On a Spanish sojourn: Rob Brydon and Steve Coogan
On a Spanish sojourn: Rob Brydon and Steve Coogan

In Michael Winterbottom’s The Trip to Spain, two British entertainers take a week-long tour of Spain, ostensibly to review a number of quite nice restaurants for publication. For Steve Coogan, it’s a useful tie-in to his latest film about a chef. For Rob Brydon, it’ll be a break from his demanding young children. And for both, it will be a change to catch up — as you may recall, the pair had two similar previous outings: The Trip (2010), in which they hit eateries in the north of England, and The Trip to Italy (2014). (All three films are condensed from the British TV series.)

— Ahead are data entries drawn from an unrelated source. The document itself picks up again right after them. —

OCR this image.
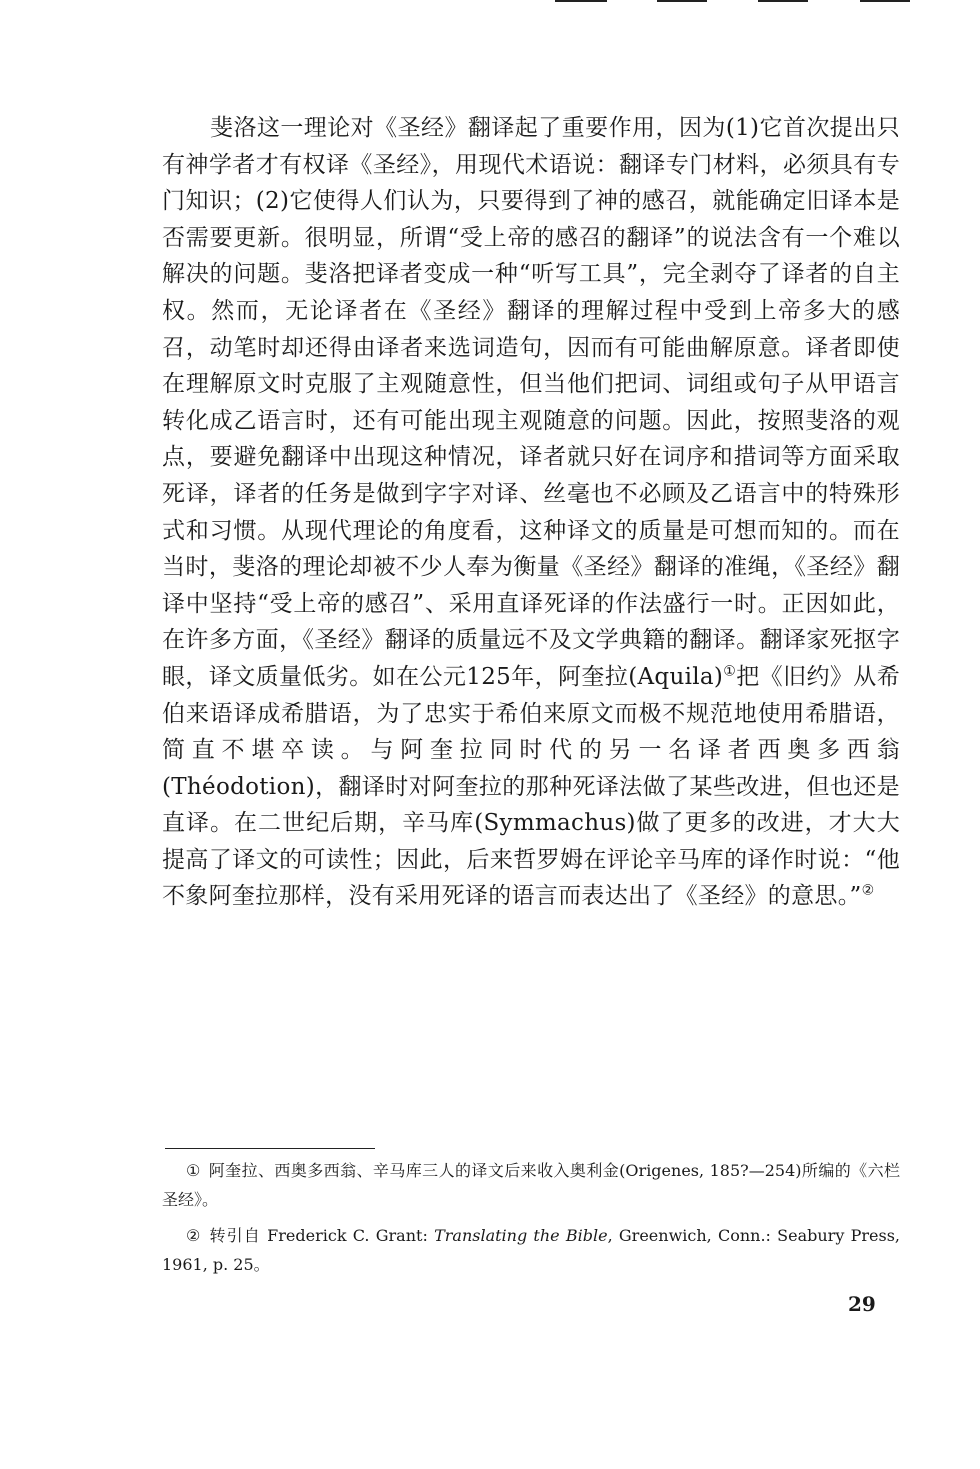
斐洛这一理论对《圣经》翻译起了重要作用，因为(1)它首次提出只有神学者才有权译《圣经》，用现代术语说：翻译专门材料，必须具有专门知识；(2)它使得人们认为，只要得到了神的感召，就能确定旧译本是否需要更新。很明显，所谓“受上帝的感召的翻译”的说法含有一个难以解决的问题。斐洛把译者变成一种“听写工具”，完全剥夺了译者的自主权。然而，无论译者在《圣经》翻译的理解过程中受到上帝多大的感召，动笔时却还得由译者来选词造句，因而有可能曲解原意。译者即使在理解原文时克服了主观随意性，但当他们把词、词组或句子从甲语言转化成乙语言时，还有可能出现主观随意的问题。因此，按照斐洛的观点，要避免翻译中出现这种情况，译者就只好在词序和措词等方面采取死译，译者的任务是做到字字对译、丝毫也不必顾及乙语言中的特殊形式和习惯。从现代理论的角度看，这种译文的质量是可想而知的。而在当时，斐洛的理论却被不少人奉为衡量《圣经》翻译的准绳，《圣经》翻译中坚持“受上帝的感召”、采用直译死译的作法盛行一时。正因如此，在许多方面，《圣经》翻译的质量远不及文学典籍的翻译。翻译家死抠字眼，译文质量低劣。如在公元125年，阿奎拉(Aquila)①把《旧约》从希伯来语译成希腊语，为了忠实于希伯来原文而极不规范地使用希腊语，简直不堪卒读。与阿奎拉同时代的另一名译者西奥多西翁(Théodotion)，翻译时对阿奎拉的那种死译法做了某些改进，但也还是直译。在二世纪后期，辛马库(Symmachus)做了更多的改进，才大大提高了译文的可读性；因此，后来哲罗姆在评论辛马库的译作时说：“他不象阿奎拉那样，没有采用死译的语言而表达出了《圣经》的意思。”②

① 阿奎拉、西奥多西翁、辛马库三人的译文后来收入奥利金(Origenes, 185?—254)所编的《六栏圣经》。

② 转引自 Frederick C. Grant: Translating the Bible, Greenwich, Conn.: Seabury Press, 1961, p. 25。

29
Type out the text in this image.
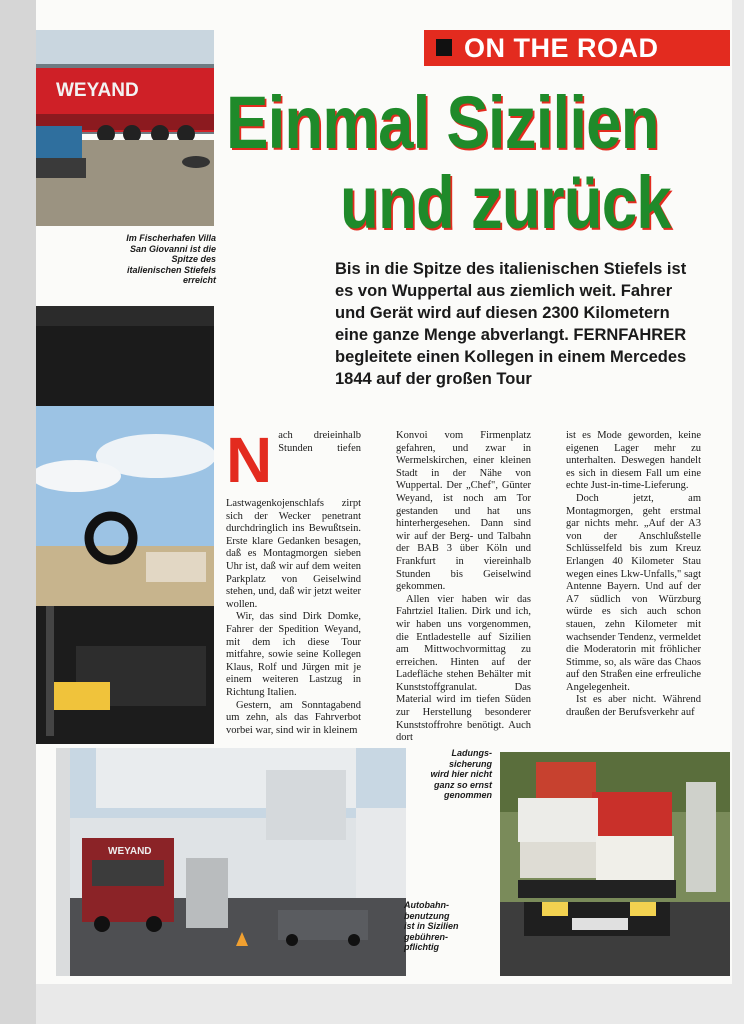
WEYAND
Im Fischerhafen Villa San Giovanni ist die Spitze des italienischen Stiefels erreicht
ON THE ROAD
Einmal Sizilien
und zurück
Bis in die Spitze des italienischen Stiefels ist es von Wuppertal aus ziemlich weit. Fahrer und Gerät wird auf diesen 2300 Kilometern eine ganze Menge abverlangt. FERNFAHRER begleitete einen Kollegen in einem Mercedes 1844 auf der großen Tour

Nach dreieinhalb Stunden tiefen Lastwagenkojenschlafs zirpt sich der Wecker penetrant durchdringlich ins Bewußtsein. Erste klare Gedanken besagen, daß es Montagmorgen sieben Uhr ist, daß wir auf dem weiten Parkplatz von Geiselwind stehen, und, daß wir jetzt weiter wollen.

Wir, das sind Dirk Domke, Fahrer der Spedition Weyand, mit dem ich diese Tour mitfahre, sowie seine Kollegen Klaus, Rolf und Jürgen mit je einem weiteren Lastzug in Richtung Italien.

Gestern, am Sonntagabend um zehn, als das Fahrverbot vorbei war, sind wir in kleinem

Konvoi vom Firmenplatz gefahren, und zwar in Wermelskirchen, einer kleinen Stadt in der Nähe von Wuppertal. Der „Chef", Günter Weyand, ist noch am Tor gestanden und hat uns hinterhergesehen. Dann sind wir auf der Berg- und Talbahn der BAB 3 über Köln und Frankfurt in viereinhalb Stunden bis Geiselwind gekommen.

Allen vier haben wir das Fahrtziel Italien. Dirk und ich, wir haben uns vorgenommen, die Entladestelle auf Sizilien am Mittwochvormittag zu erreichen. Hinten auf der Ladefläche stehen Behälter mit Kunststoffgranulat. Das Material wird im tiefen Süden zur Herstellung besonderer Kunststoffrohre benötigt. Auch dort

ist es Mode geworden, keine eigenen Lager mehr zu unterhalten. Deswegen handelt es sich in diesem Fall um eine echte Just-in-time-Lieferung.

Doch jetzt, am Montagmorgen, geht erstmal gar nichts mehr. „Auf der A3 von der Anschlußstelle Schlüsselfeld bis zum Kreuz Erlangen 40 Kilometer Stau wegen eines Lkw-Unfalls," sagt Antenne Bayern. Und auf der A7 südlich von Würzburg würde es sich auch schon stauen, zehn Kilometer mit wachsender Tendenz, vermeldet die Moderatorin mit fröhlicher Stimme, so, als wäre das Chaos auf den Straßen eine erfreuliche Angelegenheit.

Ist es aber nicht. Während draußen der Berufsverkehr auf

WEYAND
Autobahn-benutzung ist in Sizilien gebühren-pflichtig
Ladungs-sicherung wird hier nicht ganz so ernst genommen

Coogan and Brydon are once again playing semi-fictionalized versions of themselves, and the film adds a splash of plot. Coogan is fretting about the state of his career (his agent has just dumped him), and contemplating a new relationship. Brydon continues to chafe at having to orbit Coogan’s star. Yet despite the loose plot and the scripted assorted factoids about Spanish castles and Don Quixote, the two actors clearly do a lot of improvising. Much of their conversation is competitive banter — who can be wittier, drop more obscure facts. And, of course, who can do better celebrity impressions. The two careen through John Hurt, Roger Moore and David Bowie, among others, and return to golden oldie Michael Caine, by way of Mick Jagger. And speaking of oldies, only one song gets a work-out in this iteration, the bizarro soft-pop tune “Windmills of Your Mind.” 

If you’re thinking, “This sounds just like the other two films,” well, it is. Swap in Spanish scenery (very nice), subtract food talk (some fantastic-looking seafood gets short shrift) and add more musing about being middle-aged, and it’s basically the same pleasant, if utterly predictable, outing. Yet, the gimmick has grown a bit stale, and there is something a bit off about watching a pair of privileged white guys carp about their privilege. Even if the film is winking at this affluenza for comic purposes, it’s still present.

And then there’s the ending. It’s only a few seconds, but the last shot of the film is a bum note. While designed to be funny, it relies on religious and racial stereotyping that is not only tone-deaf in 2017, but even less funny after celebrating a pair of wildly privileged and fairly self-absorbed British guys. And it’s doubly odd coming from a director whose films about marginalized communities and immigrants speak of more sensitivity. You may laugh — or you may just have to shrug it off and enjoy the perfectly ordinary end credits as a chaser.